La mécanisation de l’agriculture est un des éléments qui a permis d’augmenter la productivité depuis la moitié du XXe siècle. Mais pour faire fonctionner les tracteurs, moissonneuses-batteuses, chauffer les serres et les bâtiments d’élevage, il faut de l’énergie. Nous utilisons également beaucoup d’énergie pour fabriquer des engrais qui sont largement utilisés dans l’agriculture.

Aujourd’hui, cette énergie est essentiellement fournie par le pétrole. Or, cette ressource s’épuise…

En savoir plus avec notre infographie

 

Des modes de consommation des pays riches demandant beaucoup de ressources et d’énergie

Les habitudes alimentaires des populations des pays riches demandent beaucoup de ressources et consomment beaucoup d’énergie.

En France, notre alimentation a beaucoup évolué depuis 50 ans.
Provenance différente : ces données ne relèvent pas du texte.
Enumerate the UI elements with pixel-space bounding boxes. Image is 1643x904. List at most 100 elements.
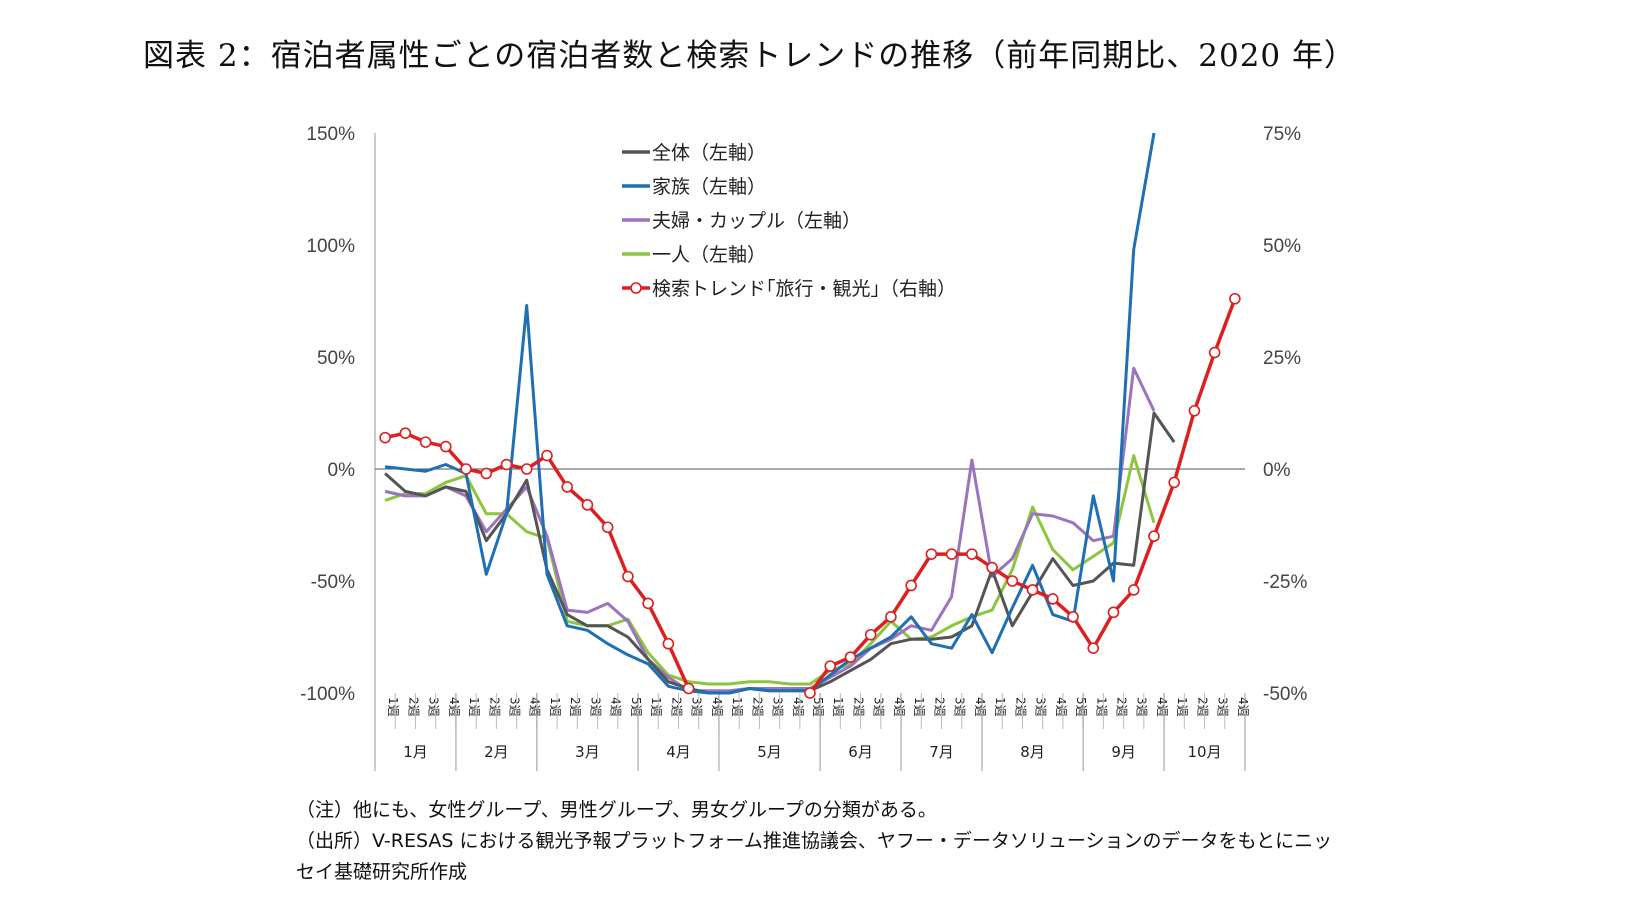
data-point	[622, 570, 634, 583]
right-tick-label: 50%	[1263, 236, 1301, 257]
week-label: 3週	[508, 697, 522, 717]
month-label: 2月	[484, 743, 509, 761]
month-label: 8月	[1020, 743, 1045, 761]
week-label: 2週	[487, 697, 501, 717]
week-label: 3週	[872, 697, 886, 717]
series-lines	[379, 132, 1241, 699]
data-point	[844, 651, 857, 663]
legend-item: 家族（左軸）	[622, 176, 766, 198]
week-label: 5週	[629, 697, 643, 717]
week-label: 2週	[1013, 697, 1027, 717]
legend-label: 家族（左軸）	[652, 176, 766, 198]
week-label: 4週	[528, 697, 542, 717]
data-point	[864, 628, 877, 641]
data-point	[885, 611, 897, 623]
right-tick-label: -50%	[1263, 684, 1307, 705]
data-point	[561, 481, 574, 493]
week-label: 1週	[467, 697, 481, 717]
week-label: 3週	[1216, 697, 1230, 717]
data-point	[1127, 584, 1140, 596]
data-point	[399, 427, 412, 439]
legend-item: 全体（左軸）	[622, 142, 766, 164]
right-tick-label: 0%	[1263, 460, 1291, 481]
data-point	[581, 499, 594, 511]
data-point	[1107, 606, 1120, 619]
data-point	[419, 436, 432, 448]
series-1	[384, 132, 1156, 695]
week-label: 1週	[1175, 697, 1189, 717]
week-label: 1週	[730, 697, 744, 717]
data-point	[966, 548, 978, 560]
data-point	[379, 431, 391, 444]
left-tick-label: 0%	[328, 460, 356, 481]
month-label: 1月	[403, 743, 428, 761]
data-point	[1026, 584, 1039, 596]
data-point	[642, 597, 654, 610]
series-line	[384, 298, 1237, 695]
week-label: 4週	[609, 697, 623, 717]
week-label: 3週	[588, 697, 602, 717]
week-label: 3週	[1135, 697, 1149, 717]
page-title: 図表 2：宿泊者属性ごとの宿泊者数と検索トレンドの推移（前年同期比、2020 年…	[143, 38, 1357, 74]
right-tick-label: 25%	[1263, 348, 1301, 369]
data-point	[905, 579, 917, 592]
week-label: 4週	[1236, 697, 1250, 717]
data-point	[520, 463, 533, 475]
week-label: 1週	[993, 697, 1007, 717]
week-label: 1週	[831, 697, 845, 717]
week-label: 1週	[386, 697, 400, 717]
month-label: 7月	[929, 743, 954, 761]
legend-item: 一人（左軸）	[622, 244, 766, 266]
data-point	[1046, 593, 1059, 605]
week-label: 1週	[1094, 697, 1108, 717]
legend-label: 夫婦・カップル（左軸）	[652, 210, 861, 232]
data-point	[945, 548, 958, 560]
data-point	[1006, 575, 1019, 587]
week-label: 4週	[710, 697, 724, 717]
series-line	[384, 454, 1156, 686]
week-label: 1週	[649, 697, 663, 717]
data-point	[500, 458, 513, 471]
week-label: 2週	[932, 697, 946, 717]
week-label: 2週	[669, 697, 683, 717]
week-label: 2週	[750, 697, 764, 717]
data-point	[1168, 476, 1180, 489]
left-tick-label: 150%	[306, 124, 355, 145]
legend-marker	[630, 282, 642, 294]
week-label: 3週	[1034, 697, 1048, 717]
week-label: 1週	[548, 697, 562, 717]
week-label: 5週	[811, 697, 825, 717]
week-label: 2週	[406, 697, 420, 717]
series-3	[384, 454, 1156, 686]
week-label: 4週	[791, 697, 805, 717]
data-point	[662, 637, 675, 650]
data-point	[1087, 642, 1100, 655]
left-tick-label: 100%	[306, 236, 355, 257]
right-tick-label: -25%	[1263, 572, 1307, 593]
week-label: 3週	[771, 697, 785, 717]
week-label: 2週	[1195, 697, 1209, 717]
series-4	[379, 292, 1241, 699]
data-point	[1067, 611, 1079, 623]
right-tick-label: 75%	[1263, 124, 1301, 145]
source-text-cont: セイ基礎研究所作成	[296, 861, 468, 883]
data-point	[601, 521, 614, 534]
data-point	[460, 463, 472, 475]
week-label: 3週	[690, 697, 704, 717]
category-axis: 1週 2週 3週 4週 1月 1週 2週 3週 4週 2月 1週 2週 3週 4週 5週 3月 1週 2週 3週 4週…	[374, 693, 1250, 771]
legend-label: 一人（左軸）	[652, 244, 766, 266]
legend-label: 全体（左軸）	[652, 142, 766, 164]
data-point	[824, 660, 837, 672]
data-point	[1208, 346, 1221, 359]
month-label: 6月	[848, 743, 873, 761]
note-text: （注）他にも、女性グループ、男性グループ、男女グループの分類がある。	[296, 799, 937, 821]
data-point	[541, 449, 553, 462]
week-label: 4週	[973, 697, 987, 717]
legend: 全体（左軸） 家族（左軸） 夫婦・カップル（左軸） 一人（左軸） 検索トレンド｢旅行・観…	[622, 142, 956, 300]
data-point	[480, 467, 493, 480]
data-point	[682, 682, 695, 695]
week-label: 2週	[1114, 697, 1128, 717]
data-point	[440, 440, 452, 453]
left-tick-label: 50%	[317, 348, 355, 369]
week-label: 4週	[1155, 697, 1169, 717]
Or ces évolutions des modes d’alimentation ne sont pas sans impact sur l’environnement.

Dans nos sociétés occidentales favorisées par la mondialisation, nous sommes également habitués à pouvoir consommer tous les types d’aliments tout le temps, quelle que soit leur provenance, ce qui n’est pas sans impact sur l’environnement (principalement en termes d’émissions de gaz à effet de serre).

Prenons l’exemple avec les fruits et légumes. Hors saison, les fruits et légumes ont dû pousser sous des serres chauffées ou être importés de loin par bateau ou par avion. Transportés par voie aérienne, ils consomment alors 10 à 20 fois plus de pétrole que le même fruit ou légume produit localement en saison.